Markets

Why now is not the time to follow the herd

Multi-Manager fund manager Joe Le Jéhan argues that it’s not time to be following market consensus as the first quarter of 2016 has cast doubts over a number of widely-accepted themes.

21 Apr 2016

Joe Le Jéhan

Joe Le Jéhan

Fund Manager, Multi-Manager

30 Minutes
Unstructured Learning Time

CPD Accredited

The global economy appears to be walking a tightrope of sorts, either side of which are two very different outcomes for investors.

Given the skew of investor positioning, the balance of risks suggests positioning a portfolio away from current common consensus is the right one.

What is the common consensus?

Common consensus, right now, would tell you that we are in a world of secular stagnation; where global growth hobbles along and deflation is ever more baked-in.

A world where ongoing monetary easing and competitive currency devaluations from central banks allows the playbook of recent years to carry on undisturbed:

  • The dollar remains strong
  • Defensive, quality companies exhibiting stable growth will be continually re-rated.
  • A slowing China puts only downward pressure on all things energy and commodity related.

But we think there are question marks over these themes after an eventful start to 2016.

Will the dollar remain strong?

Reaction to new policy initiatives this quarter (negative interest rate policy among others) has not followed the "obvious" path – one where domestic currencies are forced down in the hope of engendering a competitive advantage.

Indeed, the strength of both the Japanese yen and euro – and weakness of the US dollar – in the wake of yet more monetary easing, has caught many by surprise.

A comparison to 2011 is an interesting one. Back then, everyone “knew” the US dollar would remain weak. Until, of course, it didn’t - despite ongoing money printing in the US at the time. Now investors are convinced of the opposite.

But, where once a strong US dollar was considered good for the global economy, we are now in a phase where a strong US dollar is more harmful. The market appears to be sniffing this out.

If the bull market in the US dollar is diminishing – even if it signifies more muted US growth - many investors will need to re-evaluate their positioning, skewed as they are.

A more stable dollar is easing current funding pressures on emerging markets and thus softening the deflationary fears that have dominated. At some stage, it may warrant selective exposure to those areas that have suffered most in the wake of its strength - principally energy and commodity-related sectors.

Is deflation baked-in?

We have a great deal of sympathy with the longer-term concerns about global growth. The constraints of demographics and ever-increasing debt burdens will undoubtedly create tougher conditions ahead, both in economies and markets.

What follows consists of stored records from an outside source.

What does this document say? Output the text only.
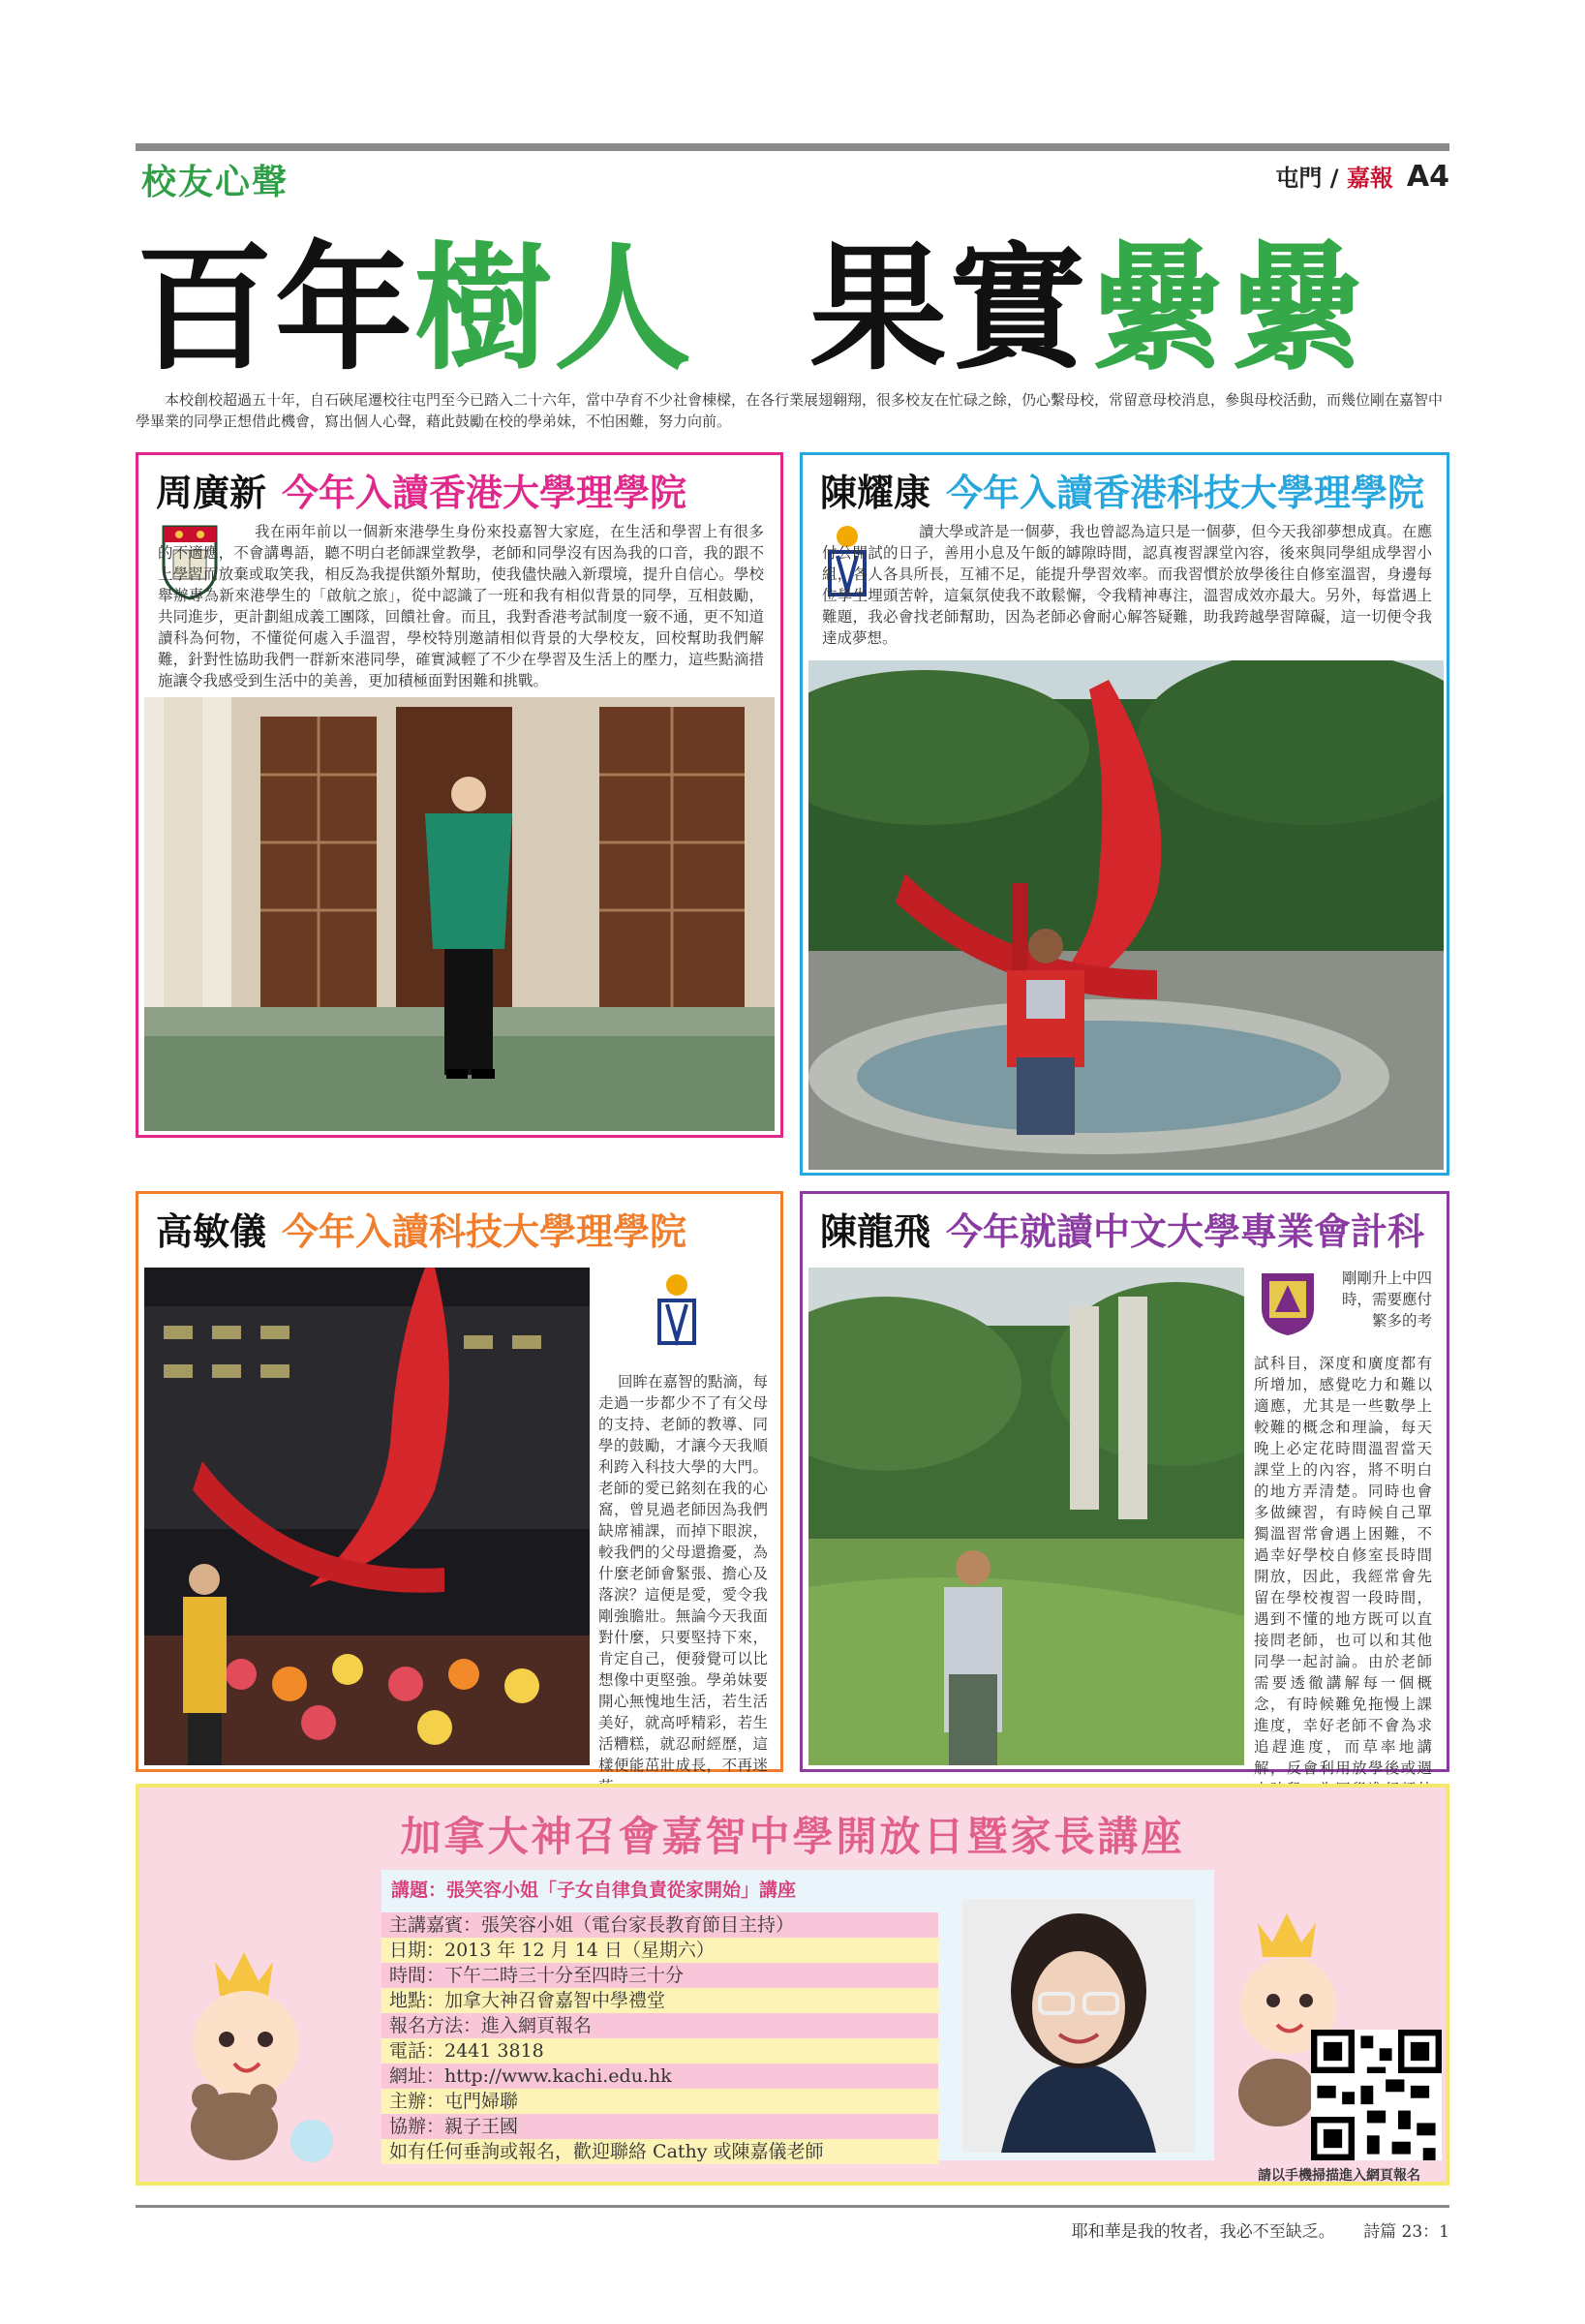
校友心聲	屯門 / 嘉報 A4
百年樹人 果實纍纍
本校創校超過五十年，自石硤尾遷校往屯門至今已踏入二十六年，當中孕育不少社會棟樑，在各行業展翅翱翔，很多校友在忙碌之餘，仍心繫母校，常留意母校消息，參與母校活動，而幾位剛在嘉智中學畢業的同學正想借此機會，寫出個人心聲，藉此鼓勵在校的學弟妹，不怕困難，努力向前。
周廣新 今年入讀香港大學理學院
我在兩年前以一個新來港學生身份來投嘉智大家庭，在生活和學習上有很多的不適應，不會講粵語，聽不明白老師課堂教學，老師和同學沒有因為我的口音，我的跟不上學習而放棄或取笑我，相反為我提供額外幫助，使我儘快融入新環境，提升自信心。學校舉辦專為新來港學生的「啟航之旅」，從中認識了一班和我有相似背景的同學，互相鼓勵，共同進步，更計劃組成義工團隊，回饋社會。而且，我對香港考試制度一竅不通，更不知道讀科為何物，不懂從何處入手溫習，學校特別邀請相似背景的大學校友，回校幫助我們解難，針對性協助我們一群新來港同學，確實減輕了不少在學習及生活上的壓力，這些點滴措施讓令我感受到生活中的美善，更加積極面對困難和挑戰。
陳耀康 今年入讀香港科技大學理學院
讀大學或許是一個夢，我也曾認為這只是一個夢，但今天我卻夢想成真。在應付公開試的日子，善用小息及午飯的罅隙時間，認真複習課堂內容，後來與同學組成學習小組，各人各具所長，互補不足，能提升學習效率。而我習慣於放學後往自修室溫習，身邊每位學生埋頭苦幹，這氣氛使我不敢鬆懈，令我精神專注，溫習成效亦最大。另外，每當遇上難題，我必會找老師幫助，因為老師必會耐心解答疑難，助我跨越學習障礙，這一切便令我達成夢想。
高敏儀 今年入讀科技大學理學院
回眸在嘉智的點滴，每走過一步都少不了有父母的支持、老師的教導、同學的鼓勵，才讓今天我順利跨入科技大學的大門。老師的愛已銘刻在我的心窩，曾見過老師因為我們缺席補課，而掉下眼淚，較我們的父母還擔憂，為什麼老師會緊張、擔心及落淚？這便是愛，愛令我剛強膽壯。無論今天我面對什麼，只要堅持下來，肯定自己，便發覺可以比想像中更堅強。學弟妹要開心無愧地生活，若生活美好，就高呼精彩，若生活糟糕，就忍耐經歷，這樣便能茁壯成長，不再迷
陳龍飛 今年就讀中文大學專業會計科
剛剛升上中四時，需要應付繁多的考
試科目，深度和廣度都有所增加，感覺吃力和難以適應，尤其是一些數學上較難的概念和理論，每天晚上必定花時間溫習當天課堂上的內容，將不明白的地方弄清楚。同時也會多做練習，有時候自己單獨溫習常會遇上困難，不過幸好學校自修室長時間開放，因此，我經常會先留在學校複習一段時間，遇到不懂的地方既可以直接問老師，也可以和其他同學一起討論。由於老師需要透徹講解每一個概念，有時候難免拖慢上課進度，幸好老師不會為求追趕進度，而草率地講解，反會利用放學後或週
加拿大神召會嘉智中學開放日暨家長講座
講題：張笑容小姐「子女自律負責從家開始」講座
主講嘉賓：張笑容小姐（電台家長教育節目主持）
日期：2013 年 12 月 14 日（星期六）
時間：下午二時三十分至四時三十分
地點：加拿大神召會嘉智中學禮堂
報名方法：進入網頁報名
電話：2441 3818
網址：http://www.kachi.edu.hk
主辦：屯門婦聯
協辦：親子王國
如有任何垂詢或報名，歡迎聯絡 Cathy 或陳嘉儀老師
請以手機掃描進入網頁報名
耶和華是我的牧者，我必不至缺乏。 詩篇 23：1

However, there is a case to say that inflationary pressures on a near-term cyclical basis are picking up. Ongoing wage increases in the US and a tentative bottoming of the oil price both point to this risk. Indeed, the oil price is now up near 50% since its February lows.

With the Federal Reserve seemingly intent on being “behind the curve”, inflation could well continue to rise unchecked. Should investors eventually respond, it will likely be through purchasing “real” assets such as commodities.

At some stage, the pressure to raise interest rates will reappear. This does not bode well for many asset markets at current levels. Bond-proxy equities and low-yielding bonds – both areas which feature heavily in most portfolios - would likely suffer.

Where are the investment opportunities?

We are not saying that the above scenarios of rising inflation and a weaker US dollar are inevitable.

Nothing is certain at this stage. However, they are not beyond the realms of possibility over the next 12-to-18 months.

In that sense, the degree to which investor positioning has become meaningfully skewed away from these areas and towards beneficiaries of low growth and deflation is significant.

The crowded areas appear fully valued; the recent pariahs at levels that seemingly reflect many of the associated risks.

At some point, all of this could tee up a fantastic opportunity in the things investors don’t currently want to own, such as energy and commodity-related assets.

Extended market cycle

The above all sounds relatively positive. So, why do we on the Schroders Multi-Manager team continue to favour an underweight exposure to equities and a sizeable cash balance?

Principally, because we are mindful that we are seven years into this already elongated cycle. The global economy appears to be walking a tightrope of sorts, either side of which are two very different outcomes for investors.

Equity markets offer pockets of value. However, for the last seven years investors have bought into the idea that expansive monetary policy will generate economic growth; a perception that has helped to prop up broad markets. Market reactions to policy initiatives this year suggest this may no longer be the case.

Meanwhile, bond markets remain at extreme valuations. We have reached a stage where some $9 trillion of government debt (over 20% of the total market) now sits with a negative yield.

Government bonds at these levels may have some short-term benefit in periods of panic. The longer-term return profile, though, remains deeply unattractive should we see any (even modest) cyclical upswing in economic conditions or inflation from here. As we have noted, it appears investors are ignoring the potential for this scenario, however small, at this stage.